O Ministério Público de Santa Catarina avançou na articulação para implantar o protocolo “Não é Não” nos setores de hotelaria, turismo e gastronomia do Estado. A iniciativa busca padronizar o atendimento e fortalecer a proteção de mulheres em situações de assédio ou violência em ambientes de grande circulação, como bares, restaurantes, hotéis e eventos.
A proposta foi debatida em reunião realizada em Florianópolis, com a participação de representantes do MPSC, da Polícia Civil e da Federação das Associações Empresariais de Santa Catarina. O objetivo é estruturar um modelo de atuação conjunta, capaz de orientar estabelecimentos sobre como agir diante de situações de risco, garantindo acolhimento adequado e encaminhamento correto das vítimas.
O protocolo “Não é Não” está alinhado à Lei Federal 14.786/2023, que estabelece diretrizes para prevenção e enfrentamento do assédio e da violência contra a mulher em espaços públicos e privados de grande circulação. A ideia é transformar a legislação em prática efetiva, especialmente em locais onde há consumo de álcool, grande fluxo de pessoas e eventos noturnos.

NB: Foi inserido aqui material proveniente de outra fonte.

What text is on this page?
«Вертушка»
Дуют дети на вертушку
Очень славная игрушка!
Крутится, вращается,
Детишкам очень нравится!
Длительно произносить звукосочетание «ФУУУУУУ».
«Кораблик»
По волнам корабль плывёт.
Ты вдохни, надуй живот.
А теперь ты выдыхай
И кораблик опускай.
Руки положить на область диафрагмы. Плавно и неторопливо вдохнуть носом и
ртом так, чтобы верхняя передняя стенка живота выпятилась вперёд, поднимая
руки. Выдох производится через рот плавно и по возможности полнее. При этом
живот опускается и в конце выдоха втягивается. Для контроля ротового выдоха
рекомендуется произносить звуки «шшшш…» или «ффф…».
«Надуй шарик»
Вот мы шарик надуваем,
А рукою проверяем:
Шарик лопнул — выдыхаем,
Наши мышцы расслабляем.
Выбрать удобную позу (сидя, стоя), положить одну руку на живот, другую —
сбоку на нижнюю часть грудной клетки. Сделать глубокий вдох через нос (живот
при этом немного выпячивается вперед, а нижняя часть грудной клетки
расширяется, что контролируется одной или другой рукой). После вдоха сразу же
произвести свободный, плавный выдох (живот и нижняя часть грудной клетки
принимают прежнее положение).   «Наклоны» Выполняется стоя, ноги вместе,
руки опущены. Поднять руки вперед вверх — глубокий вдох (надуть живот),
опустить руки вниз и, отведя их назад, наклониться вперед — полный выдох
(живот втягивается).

Entre as medidas discutidas está a criação de um selo de adesão para estabelecimentos que cumprirem requisitos mínimos, como capacitação de funcionários, orientação sobre como identificar situações de risco e definição de procedimentos claros para acionar autoridades ou redes de apoio quando necessário.
A Polícia Civil deve contribuir com a elaboração de materiais educativos e treinamentos, além de integrar o protocolo a ações já existentes, como a Operação Voz Ativa, voltada à prevenção da violência em ambientes de lazer. Já a FACISC ficará responsável por dialogar com empresários e levantar as principais dificuldades para a aplicação das medidas no dia a dia.
A proposta é que o protocolo funcione não apenas como um instrumento formal, mas como uma mudança de cultura no atendimento ao público. A expectativa é que bares, restaurantes, hotéis e espaços turísticos passem a ter procedimentos claros para agir diante de situações de assédio, oferecendo mais segurança a clientes e trabalhadores.
A iniciativa também busca dar mais efetividade à legislação, aproximando o poder público do setor privado e criando uma rede de proteção que vá além da punição, atuando na prevenção e no acolhimento imediato.
Café curto
Ignorar o problema não é opção. Casos de assédio em ambientes de lazer são recorrentes, subnotificados e, muitas vezes, naturalizados. Criar um protocolo mínimo pode ajudar a romper esse ciclo, desde que venha acompanhado de capacitação real, apoio institucional e fiscalização equilibrada.
O risco é transformar o “Não é Não” em um selo bonito na parede, mas inócuo na prática. O desafio é fazer com que ele se torne uma ferramenta viva, compreendida por quem atende e confiável para quem precisa de ajuda.
Se der certo, o protocolo pode representar um avanço civilizatório na forma como o Estado e a sociedade lidam com a violência de gênero. Se ficar só no discurso, será mais uma boa intenção arquivada entre resoluções que não mudaram a rotina de ninguém.
No fim, a pergunta que importa não é se o protocolo existe, mas se, quando alguém disser “não”, haverá de fato alguém preparado para ouvir, e agir.